Wellington City Council says progress in developing and implementing lighting and safety protection for the city's waterfront promenade is moving at "incredible haste and pace".
But it could be more than three years before plans to install balustrades along the nearly 4km of wharf - where fall hazards have been identified - become reality.
Funding for more than $4 million to complete the project is also yet to be approved.
The council was testifying on the second day of the coroner's inquest into the death of 30-year-old Sandy Calkin who drowned after being last seen walking on Queens Wharf in July 2021.
Teacher Isaac Levings also died after falling into water along the promenade in the years following Calkin's death.
Waterfront and city parks manager Shane Binnie said the historic rate of a person dying "every 1.7 years on the waterfront" was not acceptable.
Funding for safety upgrades not assured
Binnie assured the coroner - and members of Calkin's family in attendance - that the young man's death was at the forefront of the council's minds as they worked through the process to upgrade the safety of the area.
He said he could only say "up to a point" that the additional $4m of funding - on top of the original $6m set aside in 2023 - would be approved by the council.

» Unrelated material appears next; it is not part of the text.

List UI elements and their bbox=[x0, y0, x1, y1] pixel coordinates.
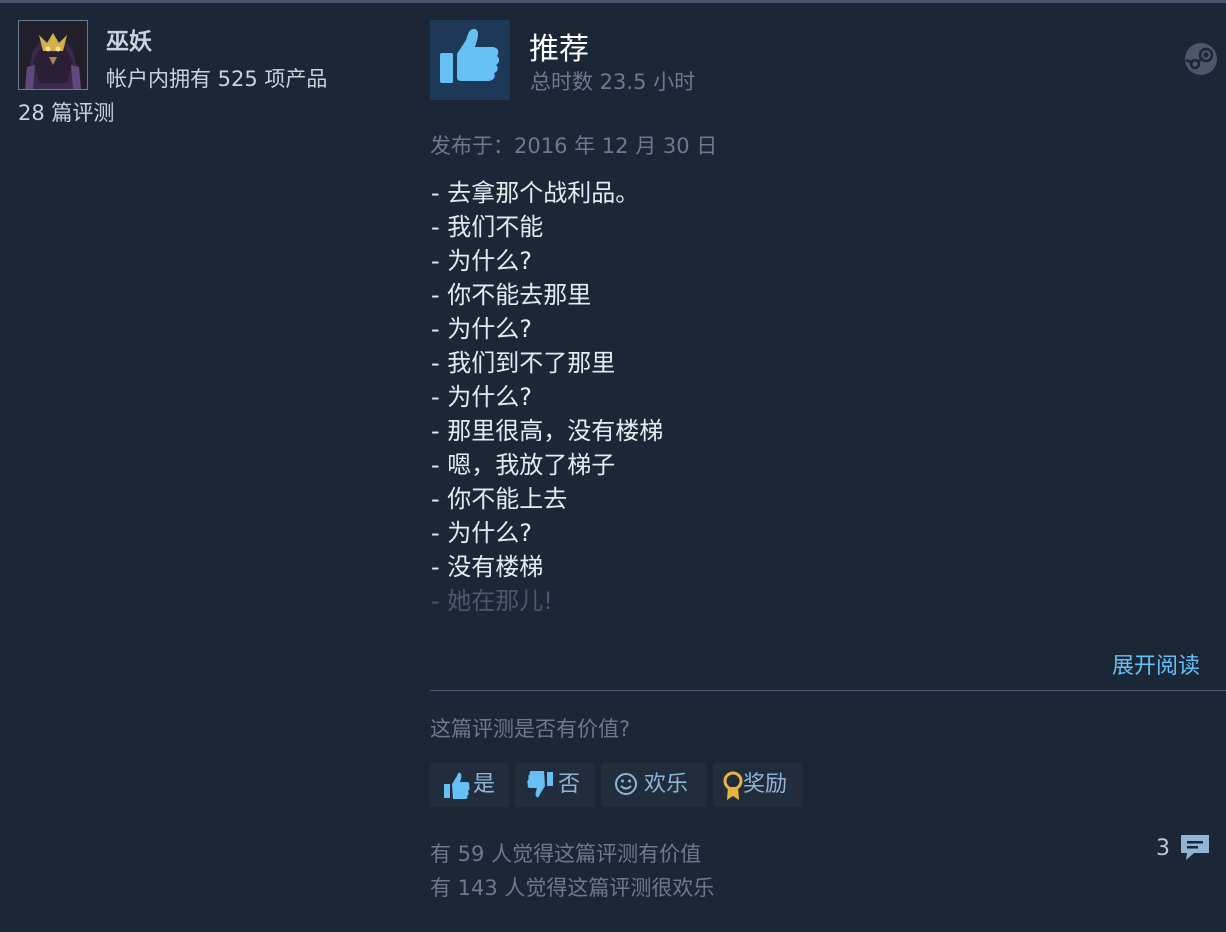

Binnie confirmed additional lighting to be mounted on the Shed Five building had been approved, ordered and would soon be installed.
"The pre-wiring has already taken place so as soon as they arrive they'll be put up," Binnie said.
Six additional nine-metre poles would light the remainder of the route heading northwards on top of several trial lights already in place, Binnie said.
But he said the installing of edge protection along nearly 4km of the wharf - identified as presenting fall hazards - would still be at least three years away.
Binnie said the completion of that process would have to include resource consenting, funding approval and any final council decisions on the matter.
"Under that is the extensive amount of detailed design, manufacturing and preparing the waterfront for edge protection" Binnie said.
Binnie said barriers about voids in the wharf near Shed Five - where Calkin was likely to have gone into the water - represented the most practical solution to bolster the safety of the route along the waterfront promenade.
Council's reporting systems under fire
Under questioning from counsel assisting the coroner Josh Shaw, Binnie agreed - while the means were available to report safety hazards or incidents via the council's website - the system appeared to be less about safety than faults which needed to be fixed.
"What sits behind the tool is perfectly acceptable but I would agree that the user experience is not adequate for that kind of problem," Binnie said.
The discussion took place in light of the previous day's revelation that a council document listing 13 waterfront incidents over seven years failed to include five deaths in the area - including Calkin's.
Waterfront framework emphasises openness over safety
Architect, urban designer and technical advisory group chairperson Graeme McIndoe said that safety of the waterfront had been a constant priority in the approach to the development of the area since the Wellington Waterfront Framework was devised in 2001.
But he agreed with Shaw that the discussion of safety within the advisory group had ramped up considerably in recent years with nearly 40 percent of mentions of safety measures in nearly two decades of the group's minutes occurring in the last two years.
He also conceded that the framework itself - which was reviewed in 2011 - included only one specific reference to public safety - other than one of seven overarching objectives to ensure "the waterfront is, and is perceived to be, safe at all times".
McIndoe agreed with Shaw's suggestion that the framework's repeated expression of the desirability of open spaces connecting the city to the sea had contributed to a reluctance to install barriers over the years and said those priorities had shifted in the years following Calkin's death.
He said he favoured a solution of partial balustrading which would maintain berthing access and connectivity to the sea but ensure safety in identified areas of risk.
"From a design perspective we should be aiming for openness and connection and safety. I think we can achieve all those things."
The inquest is set to continue until the end of the week.